Louraiseal shared nutrition hints using the MyPlate model (ChooseMyPlate.gov) which has replaced the old Food Pyramid as a guide to healthy eating. “Your plate should not be more than 9 inches in diameter,” she counseled and noted that “many restaurants use larger ones. You should chew your food, relish its taste, and enjoy the people with whom you are eating instead of watching tv and paying no attention to how much you consume.” She doesn’t encourage you to do diets because “you won’t stick with it.”

“And in the South, what do we drink with our food?” she asked. A chorus replied, “Sweet tea and Dr. Pepper.” “And what do I see tempting us every day,” she lamented: “99 cents drinks, often 24 oz..” “I have a friend who works in Longview and buys one of those at the beginning of his trip in the morning and another on his way home in the afternoon; give them up, please!”

The MyPlate model is divided into four quarters with an add-on circle for dairy.
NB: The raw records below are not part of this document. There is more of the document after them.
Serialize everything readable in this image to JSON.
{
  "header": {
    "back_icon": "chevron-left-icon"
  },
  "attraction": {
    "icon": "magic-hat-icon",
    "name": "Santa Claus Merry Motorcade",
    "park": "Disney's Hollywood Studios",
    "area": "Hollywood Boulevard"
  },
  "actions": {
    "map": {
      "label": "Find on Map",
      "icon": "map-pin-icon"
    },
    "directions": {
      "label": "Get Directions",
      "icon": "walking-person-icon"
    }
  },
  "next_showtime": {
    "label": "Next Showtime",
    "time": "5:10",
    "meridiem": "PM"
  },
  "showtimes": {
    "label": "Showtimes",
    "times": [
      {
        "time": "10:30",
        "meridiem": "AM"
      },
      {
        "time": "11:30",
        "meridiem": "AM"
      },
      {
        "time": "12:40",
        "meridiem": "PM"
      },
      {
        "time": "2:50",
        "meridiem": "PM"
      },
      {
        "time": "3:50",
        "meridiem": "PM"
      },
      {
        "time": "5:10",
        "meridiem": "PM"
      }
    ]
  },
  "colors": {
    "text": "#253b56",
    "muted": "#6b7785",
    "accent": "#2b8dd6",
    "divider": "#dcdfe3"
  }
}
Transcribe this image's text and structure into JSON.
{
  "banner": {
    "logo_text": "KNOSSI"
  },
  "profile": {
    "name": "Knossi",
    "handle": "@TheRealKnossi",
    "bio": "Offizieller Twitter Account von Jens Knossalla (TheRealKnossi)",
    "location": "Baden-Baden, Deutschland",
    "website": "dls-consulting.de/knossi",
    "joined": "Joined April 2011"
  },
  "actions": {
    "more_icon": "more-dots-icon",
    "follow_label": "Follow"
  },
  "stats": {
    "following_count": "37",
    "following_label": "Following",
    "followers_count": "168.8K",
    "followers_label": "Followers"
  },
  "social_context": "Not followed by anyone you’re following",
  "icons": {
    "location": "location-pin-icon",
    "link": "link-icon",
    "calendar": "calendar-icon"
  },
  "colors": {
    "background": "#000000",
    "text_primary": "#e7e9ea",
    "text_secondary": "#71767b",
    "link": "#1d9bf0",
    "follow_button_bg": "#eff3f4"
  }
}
The two largest quarters are vegetables and grains; the two smaller, fruits and protein. “Vegetables are so good for us, but,” she admitted, “they are not sweet like fruits.” She pointed out the darker the vegetable the more nutritious it is and emphasized whole fruits rather than juices (which contain less fiber and more sugar). Louraiseal made a

plug for the Farmers Market downtown. “Go there and get yourself a vine-ripened tomato,” she challenged. Optimist Richard Magrill reported that he had gone there with that intention only to find that you couldn’t buy just one. “Buy them anyway and share!” she suggested, touting also the inimitable taste of fresh-shelled purple-hull peas.
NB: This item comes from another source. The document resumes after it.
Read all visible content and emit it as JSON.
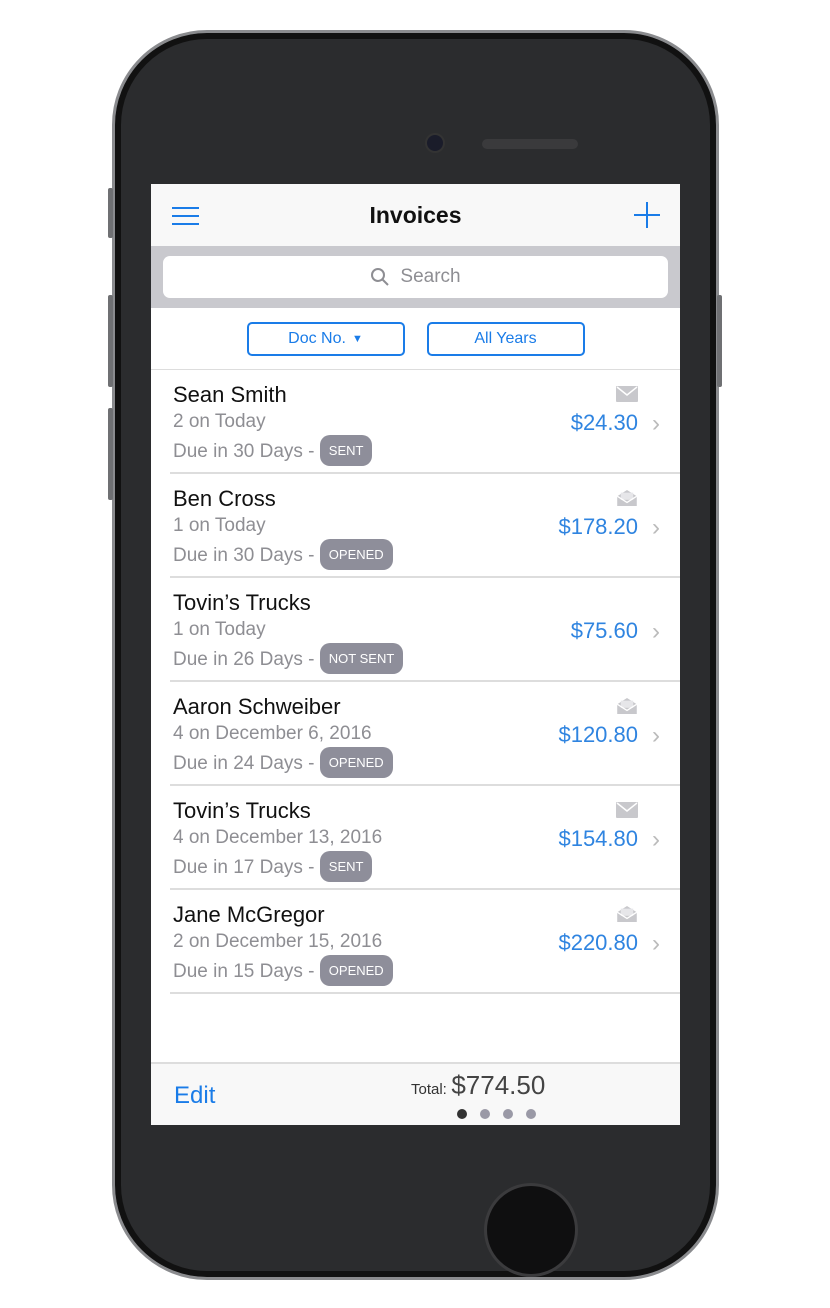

“How many of you eat whole grain bread and brown rice?” she asked, and got a number of positive answers. She emphasized that foods that have 3-5 grams of fiber are better for you than those with less. “Have you tried almond milk?” “I have,” Optimist Julie Brock replied, “I’m lactose intolerant and have found it to be good!” “What about rice milk?” “Not so tasty,” she replied.

Louraiseal supplied Personal Health Care Journals to all present and our meeting ended with drawings for a door prize from Louraiseal won by Optimist Michelle Fuller and one of the pots of yellow mums from the head table won by Julie Brock. Louraiseal was given the remaining pot of mums in appreciation for her work.